Waeber Bernard
Division of Clinical Pathophysiology, University Hospital, Lausanne, Switzerland.
J Hypertens Suppl. 2006 May;24(3):S19-27. doi: 10.1097/01.hjh.0000229465.09610.b6.
Pharmacological treatment of hypertension represents a cost-effective way of preventing cardiovascular and renal complications. To benefit maximally from antihypertensive treatment, blood pressure should be brought to below 140/90 mmHg in every hypertensive patient, and even lower (< 130/80 mmHg) if diabetes or renal disease co-exists. Such targets cannot usually be reached using monotherapies. This is especially true in patients who present with a high cardiovascular risk. The co-administration of two agents acting by different mechanisms considerably increases the blood pressure control rate. Such combinations are not only efficacious, but are also well tolerated, and some fixed low-dose combinations even have a placebo-like tolerability. This is the case for the preparation containing the angiotensin-converting enzyme inhibitor perindopril (2 mg) and the diuretic indapamide (0.625 mg), a fixed low-dose combination that has been shown in controlled trials to be more effective than monotherapies in reducing albuminuria, regressing cardiac hypertrophy and improving the stiffness of large arteries. Using this combination to initiate antihypertensive therapy has been shown in a double-blind trial (Strategies of Treatment in Hypertension: Evaluation; STRATHE) to normalize blood pressure (< 140/90 mmHg) in significantly more patients (62%) than a sequential monotherapy approach based on atenolol, losartan and amlodipine (49%) and a stepped-care strategy based on valsartan and hydrochlorothiazide (47%), with no difference between the three arm groups in terms of tolerability. An ongoing randomized trial (Action in Diabetes and Vascular Disease: Preterax and Diamicron Modified Release Controlled Evaluation; ADVANCE) is a study with a 2 x 2 factorial design assessing the effects of the fixed-dose perindopril-indapamide combination and of the intensive gliclazide modified release-based glucose control regimen in type 2 diabetic patients, with or without hypertension. A total of 11 140 patients were randomly selected. Within the first 6 weeks of treatment (run-in phase), the perindopril-indapamide combination lowered blood pressure from 145/81 +/- 22/11 mmHg (mean +/- SD) to 137/78 +/- 20/10 mmHg. Fixed-dose combinations are becoming more and more popular for the management of hypertension, and are even proposed by hypertension guidelines as a first-line option to treat hypertensive patients.

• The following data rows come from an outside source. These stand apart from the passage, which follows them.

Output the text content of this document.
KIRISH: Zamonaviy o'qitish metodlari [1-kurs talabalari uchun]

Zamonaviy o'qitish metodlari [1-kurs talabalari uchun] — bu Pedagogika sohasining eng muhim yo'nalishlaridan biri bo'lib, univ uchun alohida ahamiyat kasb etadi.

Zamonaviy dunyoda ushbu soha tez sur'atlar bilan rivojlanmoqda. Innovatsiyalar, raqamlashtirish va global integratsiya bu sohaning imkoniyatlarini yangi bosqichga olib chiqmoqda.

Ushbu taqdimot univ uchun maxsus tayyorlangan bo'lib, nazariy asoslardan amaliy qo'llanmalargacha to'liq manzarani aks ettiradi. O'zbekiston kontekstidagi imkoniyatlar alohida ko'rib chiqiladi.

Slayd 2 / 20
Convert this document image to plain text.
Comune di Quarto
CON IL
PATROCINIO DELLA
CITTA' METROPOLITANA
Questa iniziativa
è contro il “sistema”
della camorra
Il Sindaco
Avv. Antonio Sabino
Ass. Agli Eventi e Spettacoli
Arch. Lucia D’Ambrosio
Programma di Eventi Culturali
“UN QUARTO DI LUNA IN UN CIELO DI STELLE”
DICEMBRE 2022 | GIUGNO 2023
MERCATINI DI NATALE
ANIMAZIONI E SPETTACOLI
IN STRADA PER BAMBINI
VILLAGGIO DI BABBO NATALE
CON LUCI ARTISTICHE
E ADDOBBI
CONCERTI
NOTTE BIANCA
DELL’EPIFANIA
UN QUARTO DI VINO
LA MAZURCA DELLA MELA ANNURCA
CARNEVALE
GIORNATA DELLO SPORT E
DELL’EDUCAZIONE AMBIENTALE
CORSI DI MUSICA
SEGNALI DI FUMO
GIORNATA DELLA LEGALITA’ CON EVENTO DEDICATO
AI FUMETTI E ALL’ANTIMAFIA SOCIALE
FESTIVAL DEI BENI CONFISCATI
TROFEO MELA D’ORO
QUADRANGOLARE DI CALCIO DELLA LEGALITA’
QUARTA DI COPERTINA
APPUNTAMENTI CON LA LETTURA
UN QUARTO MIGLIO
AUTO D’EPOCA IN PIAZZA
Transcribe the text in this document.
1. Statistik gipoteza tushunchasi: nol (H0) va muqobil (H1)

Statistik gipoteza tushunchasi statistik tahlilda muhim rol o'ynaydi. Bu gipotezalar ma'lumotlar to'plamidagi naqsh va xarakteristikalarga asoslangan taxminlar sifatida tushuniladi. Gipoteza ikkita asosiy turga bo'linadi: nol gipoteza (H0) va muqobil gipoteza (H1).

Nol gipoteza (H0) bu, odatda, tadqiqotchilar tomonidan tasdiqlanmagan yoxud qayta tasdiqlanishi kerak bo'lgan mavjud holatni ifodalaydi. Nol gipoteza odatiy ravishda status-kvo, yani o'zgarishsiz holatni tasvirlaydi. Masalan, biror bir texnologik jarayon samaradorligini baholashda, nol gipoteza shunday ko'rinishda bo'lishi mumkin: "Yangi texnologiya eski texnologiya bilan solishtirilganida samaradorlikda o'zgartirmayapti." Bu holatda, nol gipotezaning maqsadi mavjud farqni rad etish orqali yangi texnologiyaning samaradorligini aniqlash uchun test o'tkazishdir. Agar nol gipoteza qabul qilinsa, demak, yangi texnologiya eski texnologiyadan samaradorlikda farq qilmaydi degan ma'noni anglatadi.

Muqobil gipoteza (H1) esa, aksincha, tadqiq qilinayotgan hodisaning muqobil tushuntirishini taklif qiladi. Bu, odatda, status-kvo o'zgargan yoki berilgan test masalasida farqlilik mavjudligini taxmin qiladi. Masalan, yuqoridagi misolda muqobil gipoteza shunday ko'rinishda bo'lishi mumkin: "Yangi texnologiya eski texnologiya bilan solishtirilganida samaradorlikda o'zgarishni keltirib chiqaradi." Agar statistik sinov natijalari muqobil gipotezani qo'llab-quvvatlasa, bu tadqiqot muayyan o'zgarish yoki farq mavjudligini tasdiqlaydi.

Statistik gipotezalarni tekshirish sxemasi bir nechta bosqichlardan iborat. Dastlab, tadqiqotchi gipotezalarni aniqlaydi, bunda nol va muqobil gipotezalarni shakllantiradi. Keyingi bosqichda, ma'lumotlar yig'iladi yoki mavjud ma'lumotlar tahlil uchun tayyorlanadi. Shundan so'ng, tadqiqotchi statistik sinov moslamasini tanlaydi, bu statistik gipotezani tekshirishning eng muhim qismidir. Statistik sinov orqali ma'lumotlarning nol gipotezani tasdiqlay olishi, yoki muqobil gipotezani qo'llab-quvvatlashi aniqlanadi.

高血压的药物治疗是预防心血管和肾脏并发症的一种经济有效的方法。为了从降压治疗中获得最大益处,每位高血压患者的血压应降至140/90 mmHg以下;若同时患有糖尿病或肾脏疾病,则血压应降至更低水平(<130/80 mmHg)。通常单一疗法无法达到这些目标。对于心血管风险较高的患者尤其如此。联合使用两种作用机制不同的药物可显著提高血压控制率。这种联合不仅有效,而且耐受性良好,一些固定低剂量复方制剂甚至具有类似安慰剂的耐受性。含有血管紧张素转换酶抑制剂培哚普利(2 mg)和利尿剂吲达帕胺(0.625 mg)的制剂就是如此,这一固定低剂量复方制剂在对照试验中已显示出在降低蛋白尿、使心脏肥大消退以及改善大动脉僵硬度方面比单一疗法更有效。在一项双盲试验(高血压治疗策略:评估;STRATHE)中,与基于阿替洛尔、氯沙坦和氨氯地平的序贯单一疗法(49%)以及基于缬沙坦和氢氯噻嗪的阶梯式治疗策略(47%)相比,使用这种联合疗法起始降压治疗能使更多患者(62%)的血压恢复正常(<140/90 mmHg),三组在耐受性方面无差异。一项正在进行的随机试验(糖尿病和血管疾病行动:培哚普利吲达帕胺复方制剂与达美康缓释片对照评估;ADVANCE)是一项采用2×2析因设计的研究,评估固定剂量培哚普利 - 吲达帕胺复方制剂以及强化的基于格列齐特缓释片的血糖控制方案对伴有或不伴有高血压的2型糖尿病患者的影响。总共随机选取了11140名患者。在治疗的前6周(导入期),培哚普利 - 吲达帕胺复方制剂使血压从145/81±22/11 mmHg(均值±标准差)降至137/78±20/10 mmHg。固定剂量复方制剂在高血压管理中越来越受欢迎,甚至被高血压指南推荐为治疗高血压患者的一线选择。